O Ministério Público Estadual propôs uma Ação Civil Pública por Improbidade Administrativa contra o ex-presidente da Câmara de Primeiro de Maio, Elenilson Espanholo, vulgo Pinguinha e mais três pessoas, por suspeita de superfaturamento na compra de móveis e utensílios para a Câmara Municipal.

A ação foi proposta pelo Promotor da Comarca, Dr. Gilberto Geraldino Filho. Segundo a promotoria, foi aberto um Inquérito Civil Público de Nº 0115.19.000163-2 para apurar o superfaturamento em compras realizadas pela Câmara Municipal. O esquema foi denunciado pelo vereador na época, Lucas Luiz Renzi de Andrade. Foram adquiridas nove cadeiras pelo valor de R$ 1.146,66 cada. No entanto, uma pesquisa de preços mostrou que as cadeiras têm preço máximo de R$ 380,00. Foi feita uma dispensa de licitação, de Nº 05/2019, com a participação de três empresas.
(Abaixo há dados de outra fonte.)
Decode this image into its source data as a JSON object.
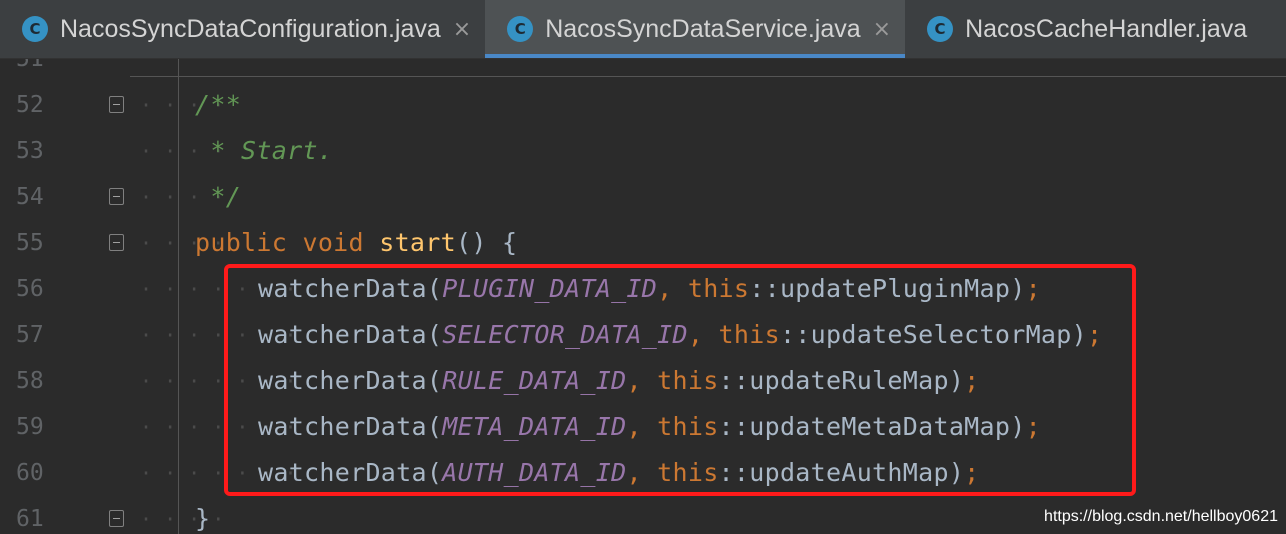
{
  "tabs": [
    {
      "label": "NacosSyncDataConfiguration.java",
      "icon": "C",
      "active": false
    },
    {
      "label": "NacosSyncDataService.java",
      "icon": "C",
      "active": true
    },
    {
      "label": "NacosCacheHandler.java",
      "icon": "C",
      "active": false
    }
  ],
  "close_glyph": "×",
  "partial_line_number": "51",
  "lines": [
    {
      "no": "52",
      "tokens": [
        {
          "t": "/**",
          "c": "comment"
        }
      ]
    },
    {
      "no": "53",
      "tokens": [
        {
          "t": " * Start.",
          "c": "comment"
        }
      ]
    },
    {
      "no": "54",
      "tokens": [
        {
          "t": " */",
          "c": "comment"
        }
      ]
    },
    {
      "no": "55",
      "tokens": [
        {
          "t": "public",
          "c": "kw"
        },
        {
          "t": " ",
          "c": "plain"
        },
        {
          "t": "void",
          "c": "kw"
        },
        {
          "t": " ",
          "c": "plain"
        },
        {
          "t": "start",
          "c": "fn"
        },
        {
          "t": "() {",
          "c": "plain"
        }
      ]
    },
    {
      "no": "56",
      "tokens": [
        {
          "t": "watcherData(",
          "c": "plain"
        },
        {
          "t": "PLUGIN_DATA_ID",
          "c": "const"
        },
        {
          "t": ", ",
          "c": "kw"
        },
        {
          "t": "this",
          "c": "kw"
        },
        {
          "t": "::updatePluginMap)",
          "c": "plain"
        },
        {
          "t": ";",
          "c": "kw"
        }
      ]
    },
    {
      "no": "57",
      "tokens": [
        {
          "t": "watcherData(",
          "c": "plain"
        },
        {
          "t": "SELECTOR_DATA_ID",
          "c": "const"
        },
        {
          "t": ", ",
          "c": "kw"
        },
        {
          "t": "this",
          "c": "kw"
        },
        {
          "t": "::updateSelectorMap)",
          "c": "plain"
        },
        {
          "t": ";",
          "c": "kw"
        }
      ]
    },
    {
      "no": "58",
      "tokens": [
        {
          "t": "watcherData(",
          "c": "plain"
        },
        {
          "t": "RULE_DATA_ID",
          "c": "const"
        },
        {
          "t": ", ",
          "c": "kw"
        },
        {
          "t": "this",
          "c": "kw"
        },
        {
          "t": "::updateRuleMap)",
          "c": "plain"
        },
        {
          "t": ";",
          "c": "kw"
        }
      ]
    },
    {
      "no": "59",
      "tokens": [
        {
          "t": "watcherData(",
          "c": "plain"
        },
        {
          "t": "META_DATA_ID",
          "c": "const"
        },
        {
          "t": ", ",
          "c": "kw"
        },
        {
          "t": "this",
          "c": "kw"
        },
        {
          "t": "::updateMetaDataMap)",
          "c": "plain"
        },
        {
          "t": ";",
          "c": "kw"
        }
      ]
    },
    {
      "no": "60",
      "tokens": [
        {
          "t": "watcherData(",
          "c": "plain"
        },
        {
          "t": "AUTH_DATA_ID",
          "c": "const"
        },
        {
          "t": ", ",
          "c": "kw"
        },
        {
          "t": "this",
          "c": "kw"
        },
        {
          "t": "::updateAuthMap)",
          "c": "plain"
        },
        {
          "t": ";",
          "c": "kw"
        }
      ]
    },
    {
      "no": "61",
      "tokens": [
        {
          "t": "}",
          "c": "plain"
        }
      ]
    }
  ],
  "watermark": "https://blog.csdn.net/hellboy0621",
  "colors": {
    "background": "#2b2b2b",
    "comment": "#629755",
    "keyword": "#cc7832",
    "function": "#ffc66d",
    "constant": "#9876aa",
    "text": "#a9b7c6",
    "highlight_box": "#ff1a1a",
    "active_tab_underline": "#4a88c7"
  }
}
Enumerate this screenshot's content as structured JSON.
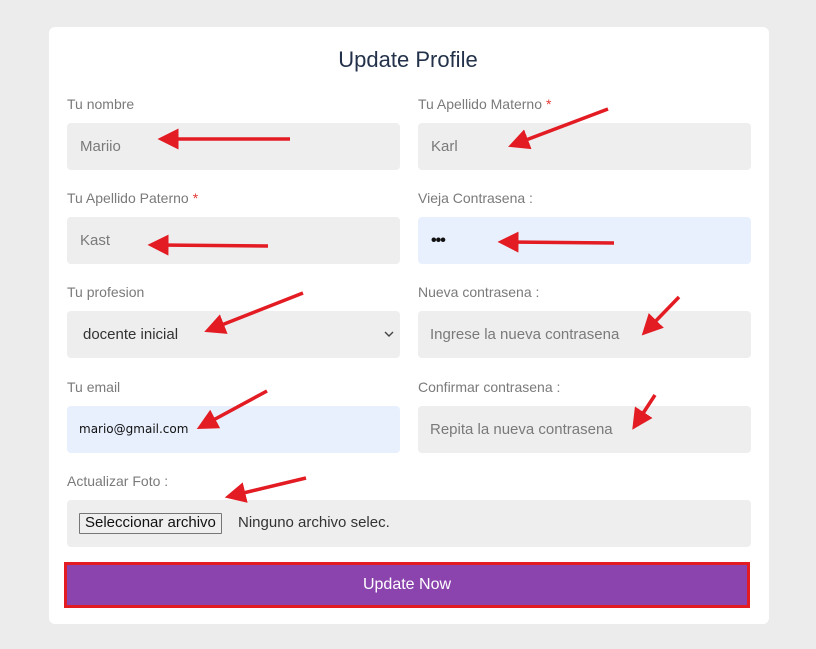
{
  "form": {
    "title": "Update Profile",
    "fields": {
      "nombre": {
        "label": "Tu nombre",
        "value": "Mariio"
      },
      "apellido_materno": {
        "label": "Tu Apellido Materno",
        "required_mark": "*",
        "value": "Karl"
      },
      "apellido_paterno": {
        "label": "Tu Apellido Paterno",
        "required_mark": "*",
        "value": "Kast"
      },
      "vieja_contrasena": {
        "label": "Vieja Contrasena :",
        "value": "•••"
      },
      "profesion": {
        "label": "Tu profesion",
        "value": "docente inicial"
      },
      "nueva_contrasena": {
        "label": "Nueva contrasena :",
        "placeholder": "Ingrese la nueva contrasena"
      },
      "email": {
        "label": "Tu email",
        "value": "mario@gmail.com"
      },
      "confirmar_contrasena": {
        "label": "Confirmar contrasena :",
        "placeholder": "Repita la nueva contrasena"
      },
      "foto": {
        "label": "Actualizar Foto :",
        "button_label": "Seleccionar archivo",
        "status_text": "Ninguno archivo selec."
      }
    },
    "submit_label": "Update Now"
  },
  "colors": {
    "page_background": "#ececec",
    "card_background": "#ffffff",
    "field_background": "#eeeeee",
    "autofill_background": "#e8f0fe",
    "button_background": "#8b44ad",
    "highlight_red": "#e31b23",
    "required_mark": "#e53935"
  },
  "icons": {
    "select_arrow": "chevron-down-icon",
    "annotation": "red-arrow-annotation"
  }
}
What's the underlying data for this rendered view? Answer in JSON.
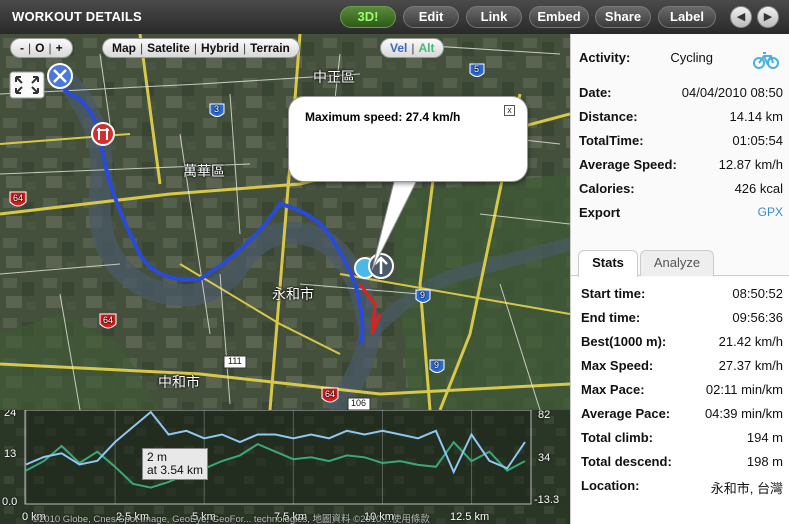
{
  "header": {
    "title": "WORKOUT DETAILS",
    "buttons": {
      "three_d": "3D!",
      "edit": "Edit",
      "link": "Link",
      "embed": "Embed",
      "share": "Share",
      "label": "Label"
    },
    "prev": "◀",
    "next": "▶"
  },
  "map_controls": {
    "zoom_out": "-",
    "zoom_reset": "O",
    "zoom_in": "+",
    "map_types": {
      "map": "Map",
      "satellite": "Satelite",
      "hybrid": "Hybrid",
      "terrain": "Terrain"
    },
    "graph_modes": {
      "vel": "Vel",
      "alt": "Alt"
    }
  },
  "map_labels": {
    "zhongzheng": "中正區",
    "wanhua": "萬華區",
    "yonghe": "永和市",
    "zhonghe": "中和市",
    "road_64_a": "64",
    "road_64_b": "64",
    "road_64_c": "64",
    "road_3": "3",
    "road_5": "5",
    "road_9a": "9",
    "road_9b": "9",
    "road_111": "111",
    "road_106": "106"
  },
  "bubble": {
    "text": "Maximum speed: 27.4 km/h",
    "close": "x"
  },
  "chart": {
    "left_axis": [
      "24",
      "13",
      "0.0"
    ],
    "right_axis": [
      "82",
      "34",
      "-13.3"
    ],
    "x_ticks": [
      "0 km",
      "2.5 km",
      "5 km",
      "7.5 km",
      "10 km",
      "12.5 km"
    ],
    "hover_line1": "2 m",
    "hover_line2": "at 3.54 km",
    "footer": "©2010 Globe, Cnes/Spot Image, GeoEye, GeoFor... technologies, 地圖資料 ©2010 ...使用條款"
  },
  "chart_data": {
    "type": "line",
    "x_range": [
      0,
      14.14
    ],
    "series": [
      {
        "values_x": [
          0,
          0.5,
          1,
          1.5,
          2,
          2.5,
          3,
          3.5,
          4,
          4.5,
          5,
          5.5,
          6,
          6.5,
          7,
          7.5,
          8,
          8.5,
          9,
          9.5,
          10,
          10.5,
          11,
          11.5,
          12,
          12.5,
          13,
          13.5,
          14
        ],
        "values_y": [
          10,
          12,
          13,
          10,
          11,
          16,
          20,
          24,
          18,
          19,
          17,
          18,
          16,
          18,
          18,
          17,
          18,
          17,
          19,
          18,
          19,
          18,
          17,
          19,
          8,
          18,
          11,
          9,
          16
        ],
        "ylim": [
          0,
          24
        ]
      },
      {
        "values_x": [
          0,
          0.5,
          1,
          1.5,
          2,
          2.5,
          3,
          3.5,
          4,
          4.5,
          5,
          5.5,
          6,
          6.5,
          7,
          7.5,
          8,
          8.5,
          9,
          9.5,
          10,
          10.5,
          11,
          11.5,
          12,
          12.5,
          13,
          13.5,
          14
        ],
        "values_y": [
          20,
          30,
          46,
          28,
          40,
          24,
          6,
          2,
          8,
          16,
          22,
          30,
          36,
          48,
          40,
          32,
          34,
          30,
          36,
          34,
          28,
          30,
          26,
          24,
          50,
          30,
          40,
          20,
          30
        ],
        "ylim": [
          -13.3,
          82
        ]
      }
    ]
  },
  "panel": {
    "activity_label": "Activity:",
    "activity_value": "Cycling",
    "date_label": "Date:",
    "date_value": "04/04/2010 08:50",
    "distance_label": "Distance:",
    "distance_value": "14.14 km",
    "totaltime_label": "TotalTime:",
    "totaltime_value": "01:05:54",
    "avgspeed_label": "Average Speed:",
    "avgspeed_value": "12.87 km/h",
    "calories_label": "Calories:",
    "calories_value": "426 kcal",
    "export_label": "Export",
    "export_value": "GPX",
    "tab_stats": "Stats",
    "tab_analyze": "Analyze"
  },
  "stats": [
    {
      "label": "Start time:",
      "value": "08:50:52"
    },
    {
      "label": "End time:",
      "value": "09:56:36"
    },
    {
      "label": "Best(1000 m):",
      "value": "21.42 km/h"
    },
    {
      "label": "Max Speed:",
      "value": "27.37 km/h"
    },
    {
      "label": "Max Pace:",
      "value": "02:11 min/km"
    },
    {
      "label": "Average Pace:",
      "value": "04:39 min/km"
    },
    {
      "label": "Total climb:",
      "value": "194 m"
    },
    {
      "label": "Total descend:",
      "value": "198 m"
    },
    {
      "label": "Location:",
      "value": "永和市, 台灣"
    }
  ],
  "colors": {
    "route": "#2a4ad8",
    "speed_line": "#8fc8f0",
    "alt_line": "#3aa878",
    "link": "#3a8ad8"
  }
}
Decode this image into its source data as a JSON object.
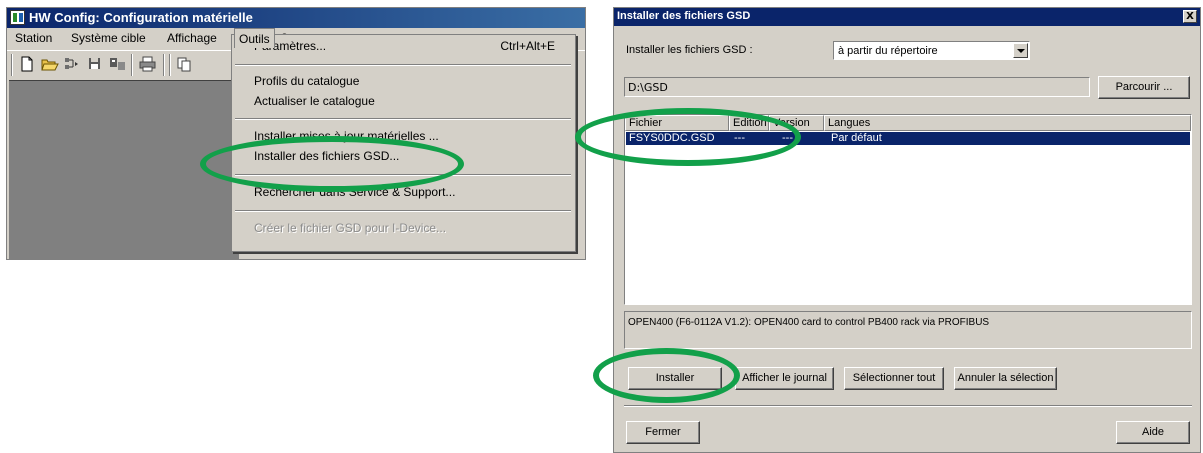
{
  "left_window": {
    "title": "HW Config: Configuration matérielle",
    "menu": [
      "Station",
      "Système cible",
      "Affichage",
      "Outils",
      "?"
    ],
    "toolbar_icons": [
      "new-file-icon",
      "open-folder-icon",
      "network-icon",
      "save-icon",
      "compile-icon",
      "print-icon",
      "copy-icon"
    ]
  },
  "outils_menu": {
    "items": [
      {
        "label": "Paramètres...",
        "shortcut": "Ctrl+Alt+E",
        "enabled": true
      },
      {
        "label": "Profils du catalogue",
        "enabled": true
      },
      {
        "label": "Actualiser le catalogue",
        "enabled": true
      },
      {
        "label": "Installer mises à jour matérielles ...",
        "enabled": true
      },
      {
        "label": "Installer des fichiers GSD...",
        "enabled": true
      },
      {
        "label": "Rechercher dans Service & Support...",
        "enabled": true
      },
      {
        "label": "Créer le fichier GSD pour  I-Device...",
        "enabled": false
      }
    ]
  },
  "dialog": {
    "title": "Installer des fichiers GSD",
    "close_symbol": "X",
    "install_from_label": "Installer les fichiers GSD :",
    "install_from_value": "à partir du répertoire",
    "path_value": "D:\\GSD",
    "browse_label": "Parcourir ...",
    "columns": [
      "Fichier",
      "Edition",
      "Version",
      "Langues"
    ],
    "rows": [
      {
        "file": "FSYS0DDC.GSD",
        "edition": "---",
        "version": "---",
        "languages": "Par défaut"
      }
    ],
    "description": "OPEN400 (F6-0112A V1.2): OPEN400 card to control PB400 rack via PROFIBUS",
    "buttons": {
      "install": "Installer",
      "show_log": "Afficher le journal",
      "select_all": "Sélectionner tout",
      "deselect": "Annuler la sélection",
      "close": "Fermer",
      "help": "Aide"
    }
  },
  "colors": {
    "highlight_ellipse": "#12a04a",
    "title_bar": "#0a246a",
    "selection": "#0a246a",
    "window_face": "#d4d0c8"
  }
}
Uma delas, tinha como endereço um bairro na periferia de Londrina.

Uma TV foi adquirida por R$ 2.329,00 e uma estação de trabalho teria custado R$ 3.000,00. O Ministério Público afirma ter encontrado a TV pelo valor de R$ 1.642, e a estação de trabalho por R$ 1.960,00. Somados, os produtos deram um prejuízo à Câmara no valor de R$ 9.313,76. Os valores corrigidos, acrescidos de juros chegam atualmente à R$ 18.627,52. Com as multas, o valor atual chega a R$ 27.941,28.

A Comissão de Licitação era composta por apenas dois servidores comissionados (José Roberto de Oliveira Júnior e Suellen Caroline da Silva Andreato), o que não é permitido por lei. Também está envolvida a empresa Oliveira & Souza Livraria e Papelaria Ltda. O Ministério Público propôs, para garantir o pagamento do prejuízo ao erário público, a indisponibilidade dos bens dos envolvidos, além do bloqueio das contas e aplicações financeiras, através do Bacenjud, bloqueio de automóveis através do Renajud e bloqueio de imóveis em nome dos réus.

O Judiciário está em recesso até fevereiro, mas, em breve, teremos novidades. Já está nas mãos do Juiz da Comarca de Primeiro de Maio.

Em ação do Ministério Público, Pinguinha é investigado por suspeita de superfaturamento na compra de móveis e utensílios para a Câmara.